Narhem se tenait face au chancelier, les bras croisés dans le dos pour dissimuler ses mains crispées. Il tentait de garder contenance. À l’intérieur, tout flambait. Une elfe… utilisée… brisée… par ses propres sujets. Torturée. Violée. Intolérable. Inexcusable. Comment cela avait-il pu lui échapper si longtemps ? Était-il aveugle ou bien trahi ? Pas le temps pour ces questions. D’abord : protéger.
- Un problème, Majesté ?
Oui. Et pas des moindres, putain. Il ravala sa colère, força sa voix à la retenue.
- Je veux amender une loi.
Le chancelier releva la tête, interloqué.
- Amender une loi ? répéta-t-il, comme s’il n’était pas sûr d’avoir bien entendu.
Narhem écrivait ses décrets avec une minutie de scribe. Jamais il n’était revenu sur une formulation une fois le texte promulgué.
- Laquelle ? demanda le chancelier, sur ses gardes.
- La réglementation des marchandises.
Un silence s’installa. Le chancelier cligna des yeux, cherchant ce que le roi pouvait bien reprocher à ce texte.
- Je souhaite remplacer « la vente, l’achat ou la possession d’êtres humains sont interdits » par… quelque chose de plus large. « Êtres doués de conscience », peut-être. Non, trop vague. Mais l’idée est là. Je veux inclure les elfes.

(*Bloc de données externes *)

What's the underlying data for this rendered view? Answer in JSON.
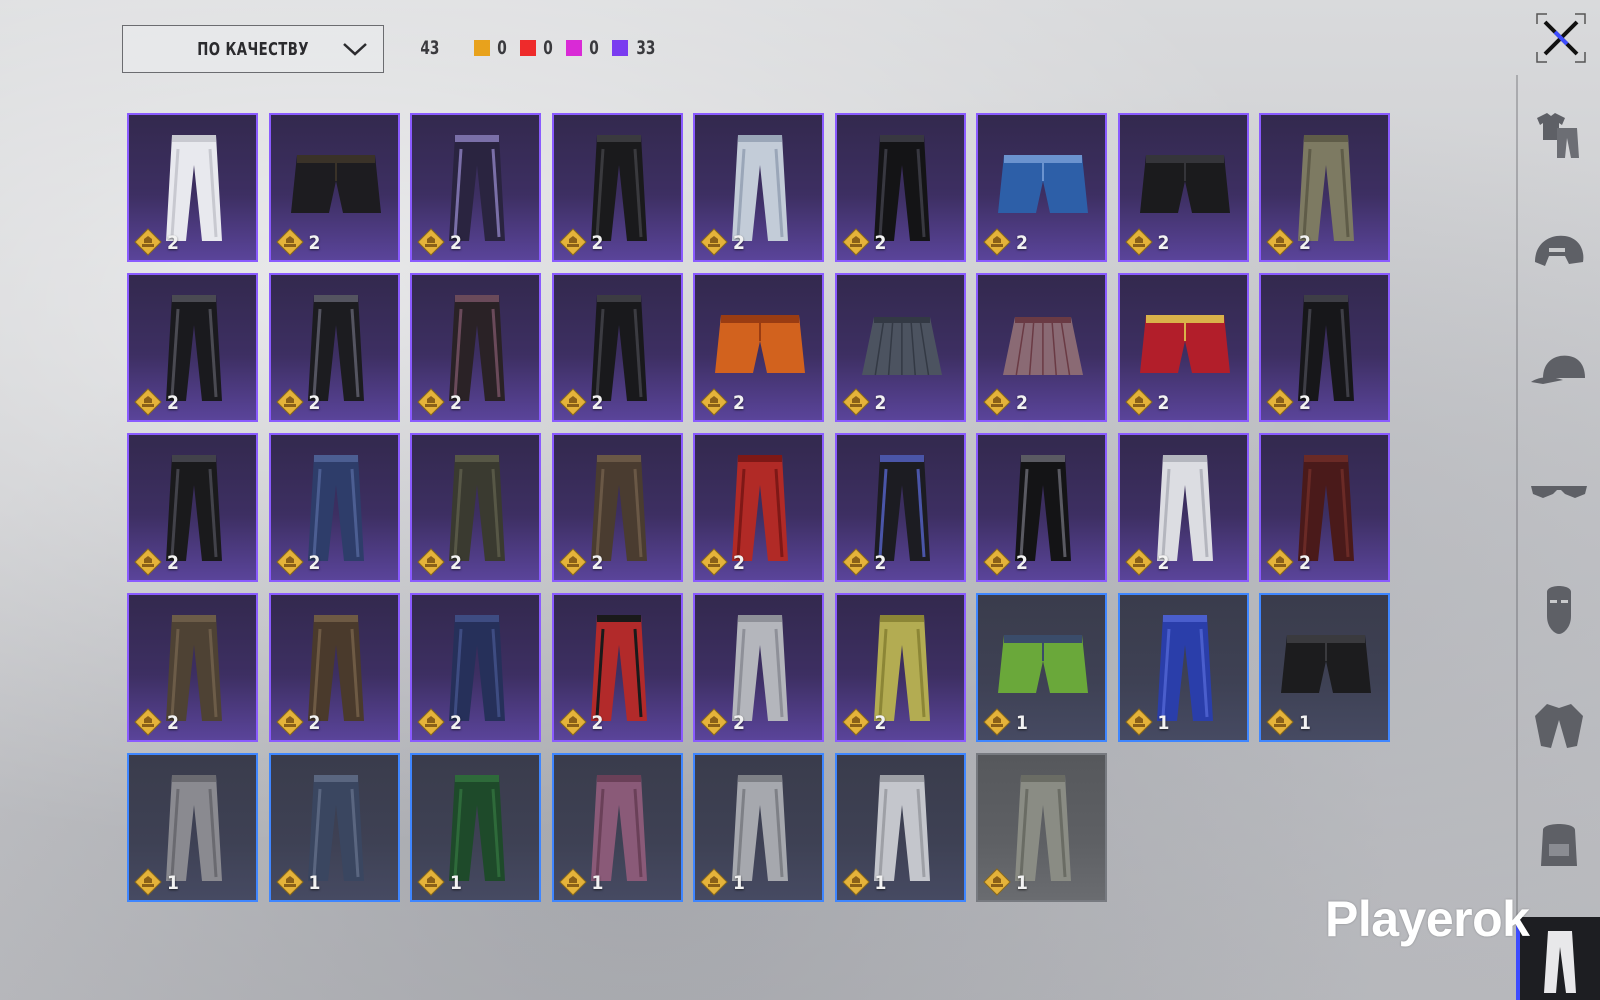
{
  "sort": {
    "label": "ПО КАЧЕСТВУ"
  },
  "counts": {
    "total": "43",
    "by_quality": [
      {
        "color": "#e8a21c",
        "value": "0"
      },
      {
        "color": "#ee2b2b",
        "value": "0"
      },
      {
        "color": "#d92ad6",
        "value": "0"
      },
      {
        "color": "#7a3cf0",
        "value": "33"
      }
    ]
  },
  "colors": {
    "epic_border": "#8a5bff",
    "rare_border": "#3f86ff",
    "common_border": "#777a80",
    "badge": "#e5b33a"
  },
  "items": [
    {
      "icon": "white-flared-pants",
      "qty": "2",
      "q": "purple"
    },
    {
      "icon": "black-shorts-with-leggings",
      "qty": "2",
      "q": "purple"
    },
    {
      "icon": "camo-print-pants",
      "qty": "2",
      "q": "purple"
    },
    {
      "icon": "black-leather-pants",
      "qty": "2",
      "q": "purple"
    },
    {
      "icon": "light-denim-jeans",
      "qty": "2",
      "q": "purple"
    },
    {
      "icon": "black-tactical-pants",
      "qty": "2",
      "q": "purple"
    },
    {
      "icon": "blue-denim-shorts",
      "qty": "2",
      "q": "purple"
    },
    {
      "icon": "black-shorts-with-boots",
      "qty": "2",
      "q": "purple"
    },
    {
      "icon": "khaki-cargo-pants",
      "qty": "2",
      "q": "purple"
    },
    {
      "icon": "black-patterned-pants",
      "qty": "2",
      "q": "purple"
    },
    {
      "icon": "black-strap-pants",
      "qty": "2",
      "q": "purple"
    },
    {
      "icon": "dark-pink-trim-pants",
      "qty": "2",
      "q": "purple"
    },
    {
      "icon": "black-holster-pants",
      "qty": "2",
      "q": "purple"
    },
    {
      "icon": "orange-floral-shorts",
      "qty": "2",
      "q": "purple"
    },
    {
      "icon": "grey-mini-skirt",
      "qty": "2",
      "q": "purple"
    },
    {
      "icon": "plaid-pleated-skirt",
      "qty": "2",
      "q": "purple"
    },
    {
      "icon": "red-pubg-boxing-shorts",
      "qty": "2",
      "q": "purple"
    },
    {
      "icon": "black-star-pants",
      "qty": "2",
      "q": "purple"
    },
    {
      "icon": "black-leather-trousers",
      "qty": "2",
      "q": "purple"
    },
    {
      "icon": "blue-jeans",
      "qty": "2",
      "q": "purple"
    },
    {
      "icon": "dark-olive-pants",
      "qty": "2",
      "q": "purple"
    },
    {
      "icon": "brown-leather-pants",
      "qty": "2",
      "q": "purple"
    },
    {
      "icon": "red-trousers",
      "qty": "2",
      "q": "purple"
    },
    {
      "icon": "black-blue-armored-pants",
      "qty": "2",
      "q": "purple"
    },
    {
      "icon": "black-sequin-flared-pants",
      "qty": "2",
      "q": "purple"
    },
    {
      "icon": "white-biker-pants",
      "qty": "2",
      "q": "purple"
    },
    {
      "icon": "maroon-pants",
      "qty": "2",
      "q": "purple"
    },
    {
      "icon": "brown-cargo-pants",
      "qty": "2",
      "q": "purple"
    },
    {
      "icon": "brown-harem-pants",
      "qty": "2",
      "q": "purple"
    },
    {
      "icon": "navy-jeans",
      "qty": "2",
      "q": "purple"
    },
    {
      "icon": "red-black-training-pants",
      "qty": "2",
      "q": "purple"
    },
    {
      "icon": "grey-track-pants",
      "qty": "2",
      "q": "purple"
    },
    {
      "icon": "yellow-sweatpants",
      "qty": "2",
      "q": "purple"
    },
    {
      "icon": "green-denim-shorts",
      "qty": "1",
      "q": "blue"
    },
    {
      "icon": "blue-track-pants",
      "qty": "1",
      "q": "blue"
    },
    {
      "icon": "black-shorts",
      "qty": "1",
      "q": "blue"
    },
    {
      "icon": "grey-slim-pants",
      "qty": "1",
      "q": "blue"
    },
    {
      "icon": "dark-jeans",
      "qty": "1",
      "q": "blue"
    },
    {
      "icon": "green-pants",
      "qty": "1",
      "q": "blue"
    },
    {
      "icon": "pink-pants",
      "qty": "1",
      "q": "blue"
    },
    {
      "icon": "grey-camo-pants",
      "qty": "1",
      "q": "blue"
    },
    {
      "icon": "light-grey-pants",
      "qty": "1",
      "q": "blue"
    },
    {
      "icon": "grey-worn-pants",
      "qty": "1",
      "q": "grey"
    }
  ],
  "sidebar": {
    "tabs": [
      "tshirt-pants-icon",
      "helmet-icon",
      "cap-icon",
      "glasses-icon",
      "mask-icon",
      "jacket-icon",
      "backpack-icon"
    ],
    "active": "pants-icon"
  },
  "close_icon": "close-icon",
  "watermark": "Playerok"
}
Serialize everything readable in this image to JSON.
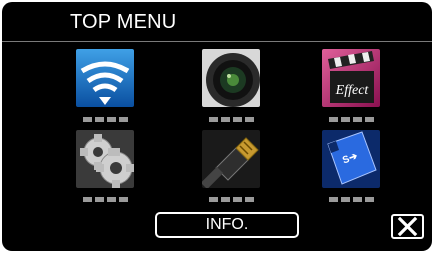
{
  "header": {
    "title": "TOP MENU"
  },
  "menu_items": [
    {
      "icon": "wifi-icon"
    },
    {
      "icon": "camera-lens-icon"
    },
    {
      "icon": "effect-icon"
    },
    {
      "icon": "gear-icon"
    },
    {
      "icon": "hdmi-cable-icon"
    },
    {
      "icon": "sd-card-icon"
    }
  ],
  "footer": {
    "info_label": "INFO.",
    "close_icon": "close-icon"
  },
  "colors": {
    "background": "#000000",
    "text": "#ffffff",
    "indicator": "#9a9a9a"
  }
}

- Les elfes ? répéta le chancelier, lentement.
Il fronça les sourcils.
- Tu veux interdire leur esclavage ?
- Oui, confirma Narhem.
Le chancelier ne demanda pas « De quoi parles-tu ? ». Il demanda :
- Pourquoi ?
Il savait. Il savait, et il ne s’en cachait même pas. Un goût métallique monta dans la bouche de Narhem.
- L’esclavage est une lâcheté. Une domination fondée sur la peur et la force brute. Es-tu donc si incapable de faire qu’une femme accepte tes faveurs que tu doives…
- Dixit celui qui a légalisé la prostitution, coupa le chancelier. C’est touchant, cette soudaine montée de morale.
Narhem se raidit.
- Les travailleuses du sexe reçoivent un salaire, rétorqua-t-il. Elles peuvent choisir leurs clients. Quitter leur emploi.
- Et les paysans, doivent-ils cesser d’enculer leurs chèvres ? reprit le chancelier, d’un ton acide. Est-ce de l’esclavage, ça aussi ?
Narhem blêmit. La violence de cette phrase lui coupa la respiration.
- Tu ne peux pas comparer les elfes à des chèvres !
- Tu as raison. C’est insultant pour les chèvres. Certaines savent faire des cabrioles étonnantes. Bien plus que les elfes, je peux te l’assurer.
Narhem resta muet, foudroyé par le cynisme. Le chancelier poursuivit, imperturbable :
- Est-ce mettre les bœufs en esclavage que de les atteler à une charrue ? Ou les vaches, que de leur prendre le lait après avoir abattu leurs veaux ? Est-ce révoltant, les coqs lancés dans des combats ? Les chiens dressés pour tuer ? Tout ça existe. Tout ça est légal.
Narhem serra les dents. Il sentait sa rage monter, brûlante, prête à éclater. Mais il devait réfléchir. Il ne pouvait pas interdire l’élevage. Ni la domestication. La symbiose entre humains et bêtes remontait à des millénaires. Les cochons, les poules, les chiens n’existeraient même pas sans l’homme. Mais les elfes…
- Les elfes ne sont pas des animaux, grogna Narhem.
Le chancelier ne répondit pas. Il se leva, se dirigea vers la porte et échangea quelques mots à voix basse avec le garde. Quelques instants plus tard, Yvon entra.
- Tu m’as fait mander d’urgence, dit-il sans préambule. Que se passe-t-il ?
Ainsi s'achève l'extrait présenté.